Oestera shrugged. “If it were possible, why would we still be here, millennia later?”

“Because no one has ever been brave enough to do it,” Leona muttered. “They’d rather destroy each other’s courts or murder each other to avoid fulfilling some prophecy we both know isn’t true.”

Leona leaned forward, brushing her hand against Solan’s cheek, opal and bronze fusing together in a shimmering heat. “They’ve told us for centuries one touch was instant death, and you know it’s not true. We’re proof it isn’t true!”

“Leona—”

“I know you are not like us. You do not rely on intuition and gut feelings the way we do, but ask yourself, really search yourself—what’s the truth, Solan? It lives within you just as surely as it lives within me. Selenia is sure that we can sever the Tether and break the bond because we’ve been the only two strong enough to accept it.”

Solan leaned into Leona’s palm, the swirling in his chest shifting from anxiety to devastation.

“What if I’m not strong enough to let it go?”

“We have to,” she whispered. “I will come back to you, Tether or no. If we sever it, we’re free from the gods’ interference. If they can’t control us, they can’t stop us from rebelling. We could end this for everyone,” she pleaded.

“I can’t live with myself if something happens, Leona, I can’t?—”

Leona cut him off with a desperate kiss, her hands clutched around the blade between them. When she pulled away, everything had changed within both of them.

The choice to do what is right, not what is easy, rolled through them like a Summer storm.

“You have to do it,” she rasped. “Selenia said the Solar heir had to choose heart over head.”

Solan glanced at Oestera. She nervously twisted her fingers together over her womb, deep purple dread climbing up over her spine.

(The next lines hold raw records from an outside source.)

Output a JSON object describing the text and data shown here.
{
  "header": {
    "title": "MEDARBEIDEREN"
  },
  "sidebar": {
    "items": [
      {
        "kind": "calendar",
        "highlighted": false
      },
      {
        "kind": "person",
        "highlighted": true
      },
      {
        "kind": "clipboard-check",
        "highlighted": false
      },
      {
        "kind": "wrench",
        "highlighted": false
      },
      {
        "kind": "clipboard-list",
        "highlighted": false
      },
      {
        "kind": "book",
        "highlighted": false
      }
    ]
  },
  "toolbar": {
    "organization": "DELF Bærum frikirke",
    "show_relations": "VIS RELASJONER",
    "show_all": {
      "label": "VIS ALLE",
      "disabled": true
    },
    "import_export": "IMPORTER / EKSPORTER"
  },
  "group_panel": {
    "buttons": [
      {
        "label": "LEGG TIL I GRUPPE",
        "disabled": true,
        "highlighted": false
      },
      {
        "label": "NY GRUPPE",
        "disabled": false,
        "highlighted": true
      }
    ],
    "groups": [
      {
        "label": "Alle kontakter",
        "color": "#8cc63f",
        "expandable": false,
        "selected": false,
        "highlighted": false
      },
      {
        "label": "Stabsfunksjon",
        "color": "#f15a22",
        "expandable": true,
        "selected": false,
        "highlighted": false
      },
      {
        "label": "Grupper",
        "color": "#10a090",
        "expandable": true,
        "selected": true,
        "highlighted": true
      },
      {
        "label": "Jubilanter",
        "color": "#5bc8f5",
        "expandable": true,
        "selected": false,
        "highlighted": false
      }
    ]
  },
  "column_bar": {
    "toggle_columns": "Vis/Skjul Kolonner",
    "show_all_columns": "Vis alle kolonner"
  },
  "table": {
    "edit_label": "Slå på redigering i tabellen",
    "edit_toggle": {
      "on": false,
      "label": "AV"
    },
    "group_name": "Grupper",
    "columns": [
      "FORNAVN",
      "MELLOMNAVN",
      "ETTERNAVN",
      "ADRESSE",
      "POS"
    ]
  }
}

“It’s what she said,” she confirmed.

Solan turned back to Leona, his eyes welling with stinging tears, lips trembling as he spoke. “Tether or no, I will choose you in every lifetime, Leona.”

She smiled reassuringly. “This is neither first nor last for us, my love.”

The Solar King held her gaze as he wrapped his hands over hers, curling around the handle of the blade. For a moment, neither moved. Time ceased. He held his breath as they communicated a lifetime’s worth of words in a single glance, the blade shining in the sunlight as Solan rotated it.